Events

Basic usage

Events are objects that contain data (arguments and keyword arguments) about the message being sent to a receiving component. Events are triggered by using the fire() method of any registered component.

Some events in circuits are fired implicitly by the circuits core like the started event used in the tutorial or explicitly by components while handling some other event. Once fired, events are dispatched to the components that are interested in these events (components whose event handlers match events of interest).

Events are usually fired on one or more channels, allowing components to gather in “interest groups”. This is especially useful if you want to reuse basic components such as a TCPServer. A TCPServer component fires a read event for every package of data that it receives. If we did not have support for channels, it would be very difficult to build two servers in a single process without their read events colliding.

Using channels, we can put one server and all components interested in its events on one channel, and another server and the components interested in this other server’s events on another channel.

Components are associated with a channel by setting their channel class or instance attribute.

See also

Component

Besides having a name, events carry additional arbitrary information. This information is passed as arguments or keyword arguments to the constructor. It is then delivered to the event handler method that must have exactly the same number of arguments and keyword arguments. Of course, as is usual in Python, you can also pass additional information by setting attributes of the event object, though this usage pattern is discouraged.

Filtering

Events can be filtered by stopping other event handlers from continuing to process the event.

To do this, simply call the stop() method.

Example:

@handler("foo")
def stop_foo(self, event, *args, **kwargs):
    event.stop()

Here any other event handlers also listening to “foo” will not be processed.

Note

It’s important to use priority event handlers here in this case as all event handlers and events run with the same priority unless explicitly told otherwise.

Changed in version 3.0: In circuits 2.x you declared your event handler to be a filter by using @handler(filter=True) and returned a True-ish value from the respective event handler to achieve the same effect. This is no longer the case in circuits 3.x Please use event.stop() as noted above.

Events as result collectors

Apart from delivering information to handlers, event objects may also collect information. If a handler returns something that is not None, it is stored in the event’s value attribute. If a second (or any subsequent) handler invocation also returns a value, the values are stored as a list. Note that the value attribute is of type Value and you must access its property value to access the data stored (collected_information = event.value.value).

The collected information can be accessed by handlers in order to find out about any return values from the previously invoked handlers. More useful though, is the possibility to access the information after all handlers have been invoked. After all handlers have run successfully (i.e. no handler has thrown an error) circuits may generate an event that indicates the successful handling. This event has the name of the event just handled with “Success” appended. So if the event is called Identify then the success event is called IdentifySuccess. Success events aren’t delivered by default. If you want successful handling to be indicated for an event, you have to set the optional attribute success of this event to True.

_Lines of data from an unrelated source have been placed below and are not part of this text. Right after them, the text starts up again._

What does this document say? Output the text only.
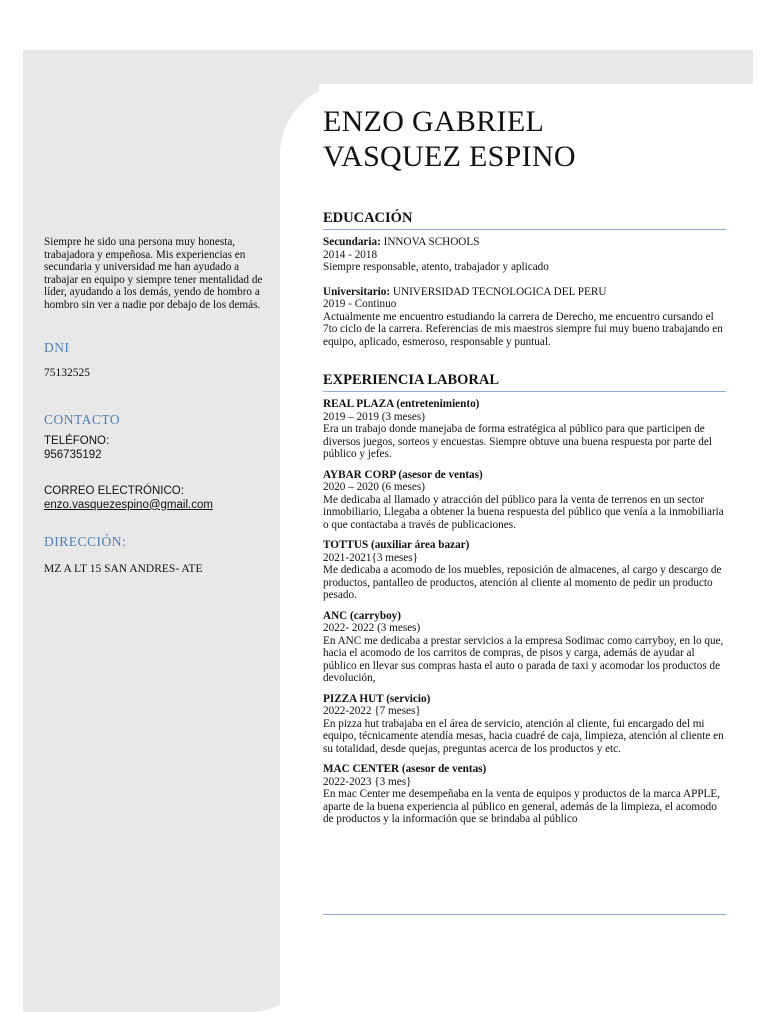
Siempre he sido una persona muy honesta, trabajadora y empeñosa. Mis experiencias en secundaria y universidad me han ayudado a trabajar en equipo y siempre tener mentalidad de líder, ayudando a los demás, yendo de hombro a hombro sin ver a nadie por debajo de los demás.

DNI

75132525

CONTACTO

TELÉFONO:

956735192

CORREO ELECTRÓNICO:

enzo.vasquezespino@gmail.com

DIRECCIÓN:

MZ A LT 15 SAN ANDRES- ATE

ENZO GABRIEL
VASQUEZ ESPINO
EDUCACIÓN

Secundaria: INNOVA SCHOOLS

2014 - 2018

Siempre responsable, atento, trabajador y aplicado

Universitario: UNIVERSIDAD TECNOLOGICA DEL PERU

2019 - Continuo

Actualmente me encuentro estudiando la carrera de Derecho, me encuentro cursando el 7to ciclo de la carrera. Referencias de mis maestros siempre fui muy bueno trabajando en equipo, aplicado, esmeroso, responsable y puntual.

EXPERIENCIA LABORAL

REAL PLAZA (entretenimiento)

2019 – 2019 (3 meses)

Era un trabajo donde manejaba de forma estratégica al público para que participen de diversos juegos, sorteos y encuestas. Siempre obtuve una buena respuesta por parte del público y jefes.

AYBAR CORP (asesor de ventas)

2020 – 2020 (6 meses)

Me dedicaba al llamado y atracción del público para la venta de terrenos en un sector inmobiliario, Llegaba a obtener la buena respuesta del público que venía a la inmobiliaria o que contactaba a través de publicaciones.

TOTTUS (auxiliar área bazar)

2021-2021{3 meses}

Me dedicaba a acomodo de los muebles, reposición de almacenes, al cargo y descargo de productos, pantalleo de productos, atención al cliente al momento de pedir un producto pesado.

ANC (carryboy)

2022- 2022 (3 meses)

En ANC me dedicaba a prestar servicios a la empresa Sodimac como carryboy, en lo que, hacia el acomodo de los carritos de compras, de pisos y carga, además de ayudar al público en llevar sus compras hasta el auto o parada de taxi y acomodar los productos de devolución,

PIZZA HUT (servicio)

2022-2022 {7 meses}

En pizza hut trabajaba en el área de servicio, atención al cliente, fui encargado del mi equipo, técnicamente atendía mesas, hacia cuadré de caja, limpieza, atención al cliente en su totalidad, desde quejas, preguntas acerca de los productos y etc.

MAC CENTER (asesor de ventas)

2022-2023 {3 mes}

En mac Center me desempeñaba en la venta de equipos y productos de la marca APPLE, aparte de la buena experiencia al público en general, además de la limpieza, el acomodo de productos y la información que se brindaba al público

The handler for a success event must be defined with two arguments. When invoked, the first argument is the event just having been handled successfully and the second argument is (as a convenience) what has been collected in event.value.value (note that the first argument may not be called event, for an explanation of this restriction as well as for an explanation why the method is called identify_success see the section on handlers).

 1#!/usr/bin/env python
 2
 3from circuits import Component, Debugger, Event
 4
 5
 6class Identify(Event):
 7
 8    """Identify Event"""
 9
10    success = True
11
12
13class Pound(Component):
14
15    def __init__(self):
16        super(Pound, self).__init__()
17
18        Debugger().register(self)
19        Bob().register(self)
20        Fred().register(self)
21
22    def started(self, *args):
23        self.fire(Identify())
24
25    def Identify_success(self, evt, result):
26        if not isinstance(result, list):
27            result = [result]
28        print "In pound:"
29        for name in result:
30            print name
31
32
33class Dog(Component):
34
35    def Identify(self):
36        return self.__class__.__name__
37
38
39class Bob(Dog):
40
41    """Bob"""
42
43
44class Fred(Dog):
45
46    """Fred"""
47
48Pound().run()

Download handler_returns.py

Advanced usage

Sometimes it may be necessary to take some action when all state changes triggered by an event are in effect. In this case it is not sufficient to wait for the completion of all handlers for this particular event. Rather, we also have to wait until all events that have been fired by those handlers have been processed (and again wait for the events fired by those events’ handlers, and so on). To support this scenario, circuits can fire a Complete event. The usage is similar to the previously described success event. Details can be found in the API description of circuits.core.events.Event.